Scholarly publishing houses have the infrastructure necessary to support such projects already in place. We have hosting platforms and talented editorial and production staffs who can take on many of the tasks necessary. That means an enormous cost-savings over starting from scratch. It also means that the project can live on after the initial funding runs out, as our platforms will continue to exist to support our other businesses, so no need to take things down.

The question for publisher then is how to monetize the process. It could be done merely as a community-building exercise around a journal or book project, presumably with grant funding to cover costs, a marketing exercise that is effective yet costs nothing. Or there could be other less obvious business models to make these sorts of resources pay for themselves (selling print editions of the material that’s created as one example).

The ultimate solution here is to raise enough money to create an endowment, the way the Stanford Encyclopedia of Philosophy is doing. It is indeed much easier to get initial grant funding to launch a project than it is to find the money to sustain it over time. Just look at the record of Mellon-funded startups, some of which have proved sustainable (Muse, JSTOR) while others (Gutenberg-e) have not.

“It’s another reminder that even when the labor is free, the expenses incurred to coordinate and manage it well can be significant.”

I would have thought that the “even” in the above sentence would better be replaced with “especially”.

Let’s not forget that the Bentham grant covered not merely the crowdsourcing project itself, but also software development to build the tool, scanning of the remaining manuscripts, and traditional editorial work (albeit using the transcriptions as inputs) as well. Without a more detailed accounting, we can’t really judge how expensive the community management/moderation portion of the Bentham project was.

Agreed, but that’s what’s being shifted away. Obviously, it wasn’t sustainable at no cost.

You’re right, but in order for that crowdsourcing to work, the infrastructure had to be built to support it. That’s why I suggested above, that there’s a role for publishers in these sorts of projects as we already own these sorts of infrastructures which saves greatly on having to build them from scratch. More of the grant could then go to the actual activity rather than infrastructure for supporting the activity.

Or, in the case of cash-poor university presses, the infrastructures exist in libraries, and it makes more sense to team up with your campus library than to build one at the press.

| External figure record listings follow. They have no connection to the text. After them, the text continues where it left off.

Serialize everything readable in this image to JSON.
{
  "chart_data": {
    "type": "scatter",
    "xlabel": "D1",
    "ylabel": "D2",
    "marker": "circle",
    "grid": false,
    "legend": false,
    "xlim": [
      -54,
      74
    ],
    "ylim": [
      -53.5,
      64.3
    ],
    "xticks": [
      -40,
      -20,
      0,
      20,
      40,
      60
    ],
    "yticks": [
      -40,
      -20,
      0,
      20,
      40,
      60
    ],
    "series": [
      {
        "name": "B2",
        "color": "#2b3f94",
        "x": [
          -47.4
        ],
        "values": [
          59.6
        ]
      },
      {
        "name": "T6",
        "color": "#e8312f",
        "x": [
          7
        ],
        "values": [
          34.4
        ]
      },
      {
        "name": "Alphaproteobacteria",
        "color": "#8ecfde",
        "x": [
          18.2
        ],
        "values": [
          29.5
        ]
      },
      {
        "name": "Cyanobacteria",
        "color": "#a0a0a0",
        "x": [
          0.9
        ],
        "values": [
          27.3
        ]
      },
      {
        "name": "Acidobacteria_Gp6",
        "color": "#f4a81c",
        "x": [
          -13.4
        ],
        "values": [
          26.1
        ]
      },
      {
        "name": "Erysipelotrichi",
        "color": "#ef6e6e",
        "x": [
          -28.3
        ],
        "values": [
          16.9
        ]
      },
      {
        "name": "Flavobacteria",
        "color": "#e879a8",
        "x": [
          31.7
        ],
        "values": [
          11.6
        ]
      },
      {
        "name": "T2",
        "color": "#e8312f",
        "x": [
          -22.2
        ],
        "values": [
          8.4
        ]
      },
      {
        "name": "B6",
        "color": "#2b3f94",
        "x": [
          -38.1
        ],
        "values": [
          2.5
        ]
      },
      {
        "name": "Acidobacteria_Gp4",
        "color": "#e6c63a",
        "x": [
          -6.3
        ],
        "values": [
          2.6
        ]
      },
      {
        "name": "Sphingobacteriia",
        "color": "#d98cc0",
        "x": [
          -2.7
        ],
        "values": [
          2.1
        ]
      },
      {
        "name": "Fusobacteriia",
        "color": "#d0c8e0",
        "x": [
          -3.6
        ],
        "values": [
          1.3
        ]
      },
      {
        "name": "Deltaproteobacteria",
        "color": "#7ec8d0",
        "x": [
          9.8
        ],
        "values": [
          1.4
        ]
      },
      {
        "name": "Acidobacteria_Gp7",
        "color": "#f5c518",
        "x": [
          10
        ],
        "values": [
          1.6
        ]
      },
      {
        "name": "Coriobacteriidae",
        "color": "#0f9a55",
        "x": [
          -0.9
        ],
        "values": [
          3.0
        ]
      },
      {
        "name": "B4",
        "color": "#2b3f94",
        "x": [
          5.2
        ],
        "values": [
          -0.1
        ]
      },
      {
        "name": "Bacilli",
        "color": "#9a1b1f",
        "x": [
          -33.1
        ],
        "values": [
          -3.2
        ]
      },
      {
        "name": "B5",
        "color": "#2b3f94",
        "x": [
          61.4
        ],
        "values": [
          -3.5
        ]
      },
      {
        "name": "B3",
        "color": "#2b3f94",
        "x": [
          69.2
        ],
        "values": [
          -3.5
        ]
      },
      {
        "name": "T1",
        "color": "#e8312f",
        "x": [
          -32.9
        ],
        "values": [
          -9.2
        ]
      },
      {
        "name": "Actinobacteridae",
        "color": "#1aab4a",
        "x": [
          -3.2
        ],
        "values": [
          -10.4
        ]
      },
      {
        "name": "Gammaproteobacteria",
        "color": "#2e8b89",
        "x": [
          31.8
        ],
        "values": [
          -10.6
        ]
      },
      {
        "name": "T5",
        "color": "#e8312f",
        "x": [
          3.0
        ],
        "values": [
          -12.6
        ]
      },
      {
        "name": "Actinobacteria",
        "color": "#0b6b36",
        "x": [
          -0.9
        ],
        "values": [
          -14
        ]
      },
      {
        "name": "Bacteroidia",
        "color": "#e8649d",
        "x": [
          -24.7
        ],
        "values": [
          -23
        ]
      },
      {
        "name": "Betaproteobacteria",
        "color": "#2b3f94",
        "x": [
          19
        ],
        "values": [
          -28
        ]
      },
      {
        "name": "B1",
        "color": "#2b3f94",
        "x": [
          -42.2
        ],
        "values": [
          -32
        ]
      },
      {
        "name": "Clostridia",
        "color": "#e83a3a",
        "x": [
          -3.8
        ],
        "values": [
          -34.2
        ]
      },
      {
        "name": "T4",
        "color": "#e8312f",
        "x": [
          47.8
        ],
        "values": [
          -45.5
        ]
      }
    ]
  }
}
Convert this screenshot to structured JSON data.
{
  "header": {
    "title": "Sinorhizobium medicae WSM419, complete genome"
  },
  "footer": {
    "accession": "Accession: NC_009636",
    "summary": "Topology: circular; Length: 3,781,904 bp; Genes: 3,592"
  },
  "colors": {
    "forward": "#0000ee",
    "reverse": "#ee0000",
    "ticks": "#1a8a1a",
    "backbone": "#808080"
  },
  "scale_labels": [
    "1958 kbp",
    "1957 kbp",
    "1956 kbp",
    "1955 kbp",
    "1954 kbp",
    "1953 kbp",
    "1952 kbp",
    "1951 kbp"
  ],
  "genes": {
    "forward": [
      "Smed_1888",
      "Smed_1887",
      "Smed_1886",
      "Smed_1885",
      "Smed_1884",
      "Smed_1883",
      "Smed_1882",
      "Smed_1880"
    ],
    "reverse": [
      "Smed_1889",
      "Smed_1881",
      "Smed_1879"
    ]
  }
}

Again, I feel like we need more information on the interplay between the terms of the grant and the long-term needs of the project. The original announcement put the grant amount at £262,673.00, which seems like it should cover website hosting and occasional check-ins by a volunteer liason. On the other hand, a fixed, single-year term seems entirely inadequate for a project of this sort — which one would expect to grow organically as passionate volunteers discover the tool.

I’m entirely sympathetic to the idea that large-scale crowdsourcing projects can be well managed in libraries or presses (or outside the academy entirely in the case of my own work). However, I still think that it’s far too soon and our information is too incomplete to declare the downfall of the Bentham project, much less identify its causes.

Sorry, I don’t follow (perhaps because grants and their proposals are foreign to me) — what do you see as being confirmed?